There is a subtle reason 8♣7♣ in particular is a great bluffing candidate. If we held the 8♥7♥, diamonds, or spades, we would be bluffing less, because those cards block the busted backdoor draws our opponent likes to check and fold. Holding the club version, we block none of those give-up hands, so it is more likely the opponent has exactly the kind of weak holding that will fold to pressure. We bet the large size and get called.

River: 2♥
The river is the 2♥, completing the backdoor heart flush. Our gutshot has fully busted, and we are left with eight-high that cannot beat a single bluff-catcher at showdown. Many players think they need an actual heart to fire here, and while hands like AQ or KQ with a heart do bluff often, betting only those leaves us with far too few bluffs. To stay balanced after value betting our flushes and strong hands, we need to mix in plenty of pure air, and 87 of every suit bluffs almost every time.

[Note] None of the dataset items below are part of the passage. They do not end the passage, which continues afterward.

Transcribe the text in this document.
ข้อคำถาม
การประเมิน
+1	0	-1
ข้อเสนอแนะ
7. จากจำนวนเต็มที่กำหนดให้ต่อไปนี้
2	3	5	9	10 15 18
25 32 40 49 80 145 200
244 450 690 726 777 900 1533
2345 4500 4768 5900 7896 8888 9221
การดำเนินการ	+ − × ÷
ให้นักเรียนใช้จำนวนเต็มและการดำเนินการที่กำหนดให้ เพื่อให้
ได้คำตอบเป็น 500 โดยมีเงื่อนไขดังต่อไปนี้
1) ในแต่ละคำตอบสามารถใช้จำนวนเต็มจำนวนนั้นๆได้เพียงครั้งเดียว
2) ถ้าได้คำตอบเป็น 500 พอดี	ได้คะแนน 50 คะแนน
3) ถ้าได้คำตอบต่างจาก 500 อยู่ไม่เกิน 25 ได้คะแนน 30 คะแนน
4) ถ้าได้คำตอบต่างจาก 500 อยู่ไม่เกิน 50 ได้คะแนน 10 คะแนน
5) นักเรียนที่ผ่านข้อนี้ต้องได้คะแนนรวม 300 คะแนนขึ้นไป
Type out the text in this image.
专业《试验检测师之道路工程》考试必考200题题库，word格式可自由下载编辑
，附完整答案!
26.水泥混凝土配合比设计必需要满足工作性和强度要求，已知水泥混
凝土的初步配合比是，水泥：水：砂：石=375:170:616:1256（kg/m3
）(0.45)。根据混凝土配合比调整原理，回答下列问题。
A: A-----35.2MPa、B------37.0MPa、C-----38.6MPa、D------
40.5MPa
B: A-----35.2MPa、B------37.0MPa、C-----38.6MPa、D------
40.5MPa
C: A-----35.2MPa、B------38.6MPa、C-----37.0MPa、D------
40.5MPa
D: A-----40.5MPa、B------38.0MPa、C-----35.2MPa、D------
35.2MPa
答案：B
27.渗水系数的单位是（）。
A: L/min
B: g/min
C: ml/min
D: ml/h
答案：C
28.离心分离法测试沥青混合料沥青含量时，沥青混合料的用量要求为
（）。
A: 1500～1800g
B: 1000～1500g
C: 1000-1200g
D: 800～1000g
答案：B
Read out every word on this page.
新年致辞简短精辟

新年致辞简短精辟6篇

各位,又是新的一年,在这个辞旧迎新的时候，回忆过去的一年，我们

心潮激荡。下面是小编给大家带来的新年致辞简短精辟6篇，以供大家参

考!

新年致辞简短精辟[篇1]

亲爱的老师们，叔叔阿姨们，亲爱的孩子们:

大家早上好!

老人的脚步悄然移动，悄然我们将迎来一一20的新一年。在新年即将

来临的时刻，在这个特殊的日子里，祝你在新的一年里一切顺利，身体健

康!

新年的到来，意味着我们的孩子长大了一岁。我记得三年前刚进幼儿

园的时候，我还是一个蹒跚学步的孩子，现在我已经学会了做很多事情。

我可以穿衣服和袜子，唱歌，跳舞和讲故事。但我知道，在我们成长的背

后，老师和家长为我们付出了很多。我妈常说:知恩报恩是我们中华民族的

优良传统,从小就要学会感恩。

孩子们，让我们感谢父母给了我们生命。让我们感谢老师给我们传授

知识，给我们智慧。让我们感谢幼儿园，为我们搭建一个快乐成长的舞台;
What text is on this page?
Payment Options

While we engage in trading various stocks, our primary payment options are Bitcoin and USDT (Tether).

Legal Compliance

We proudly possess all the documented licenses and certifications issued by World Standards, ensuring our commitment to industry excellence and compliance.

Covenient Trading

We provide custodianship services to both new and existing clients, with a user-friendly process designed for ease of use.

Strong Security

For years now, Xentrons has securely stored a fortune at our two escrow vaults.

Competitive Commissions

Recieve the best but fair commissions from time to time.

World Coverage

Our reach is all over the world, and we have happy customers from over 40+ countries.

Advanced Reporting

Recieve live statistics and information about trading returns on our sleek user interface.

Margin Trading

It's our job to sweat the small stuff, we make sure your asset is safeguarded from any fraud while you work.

Because our remaining stack is just over the size of the pot, the bet is simply all in for 41.6bb. This is a recurring pattern worth memorizing: when you arrive at the river with a junky hand that has no showdown value, and you also hold plenty of nutted hands in your range, which you should after betting the turn big, those air hands want to rip it in. The GTO reason is that your value hands need company, and your worst hands make the best bluffs because they can never win any other way. Do not be a chicken. We jam, and our opponent is left guessing with a bluff-catcher.
This logic holds even when the river is not a scary card. Imagine the river had been a blank like the two of spades instead of a flush-completing heart. The opponent still checks, and now our top pairs can value bet wide, because few of their hands want to call a big bet on such a dry runout. And because you still hold those value bets while villain has few hands that want to call big, 87 stays in the bluffing mix and jams all in to deny a cheap showdown. The broader lesson is that a busted draw plus position is a license to keep applying maximum pressure, whatever the river brings.

Key Takeaways
- Flop: Against a big out-of-position c-bet, raise almost never and defend wide. A gutshot in position is just good enough to call, and your range only folds about a third of the time.
- Turn: When the opponent gives up and checks, take the lead. With 8♣7♣ you bluff more, because the club version blocks none of their busted draws that are folding anyway.
- River: When the backdoor flush completes and you have no showdown value, you are a prime bluff candidate. With nut hands in your range, jamming is correct.
- Overall: Suited connectors profit from sticky flop defense plus relentless pressure when the opponent shows weakness. The busted draw is a feature, not a failure.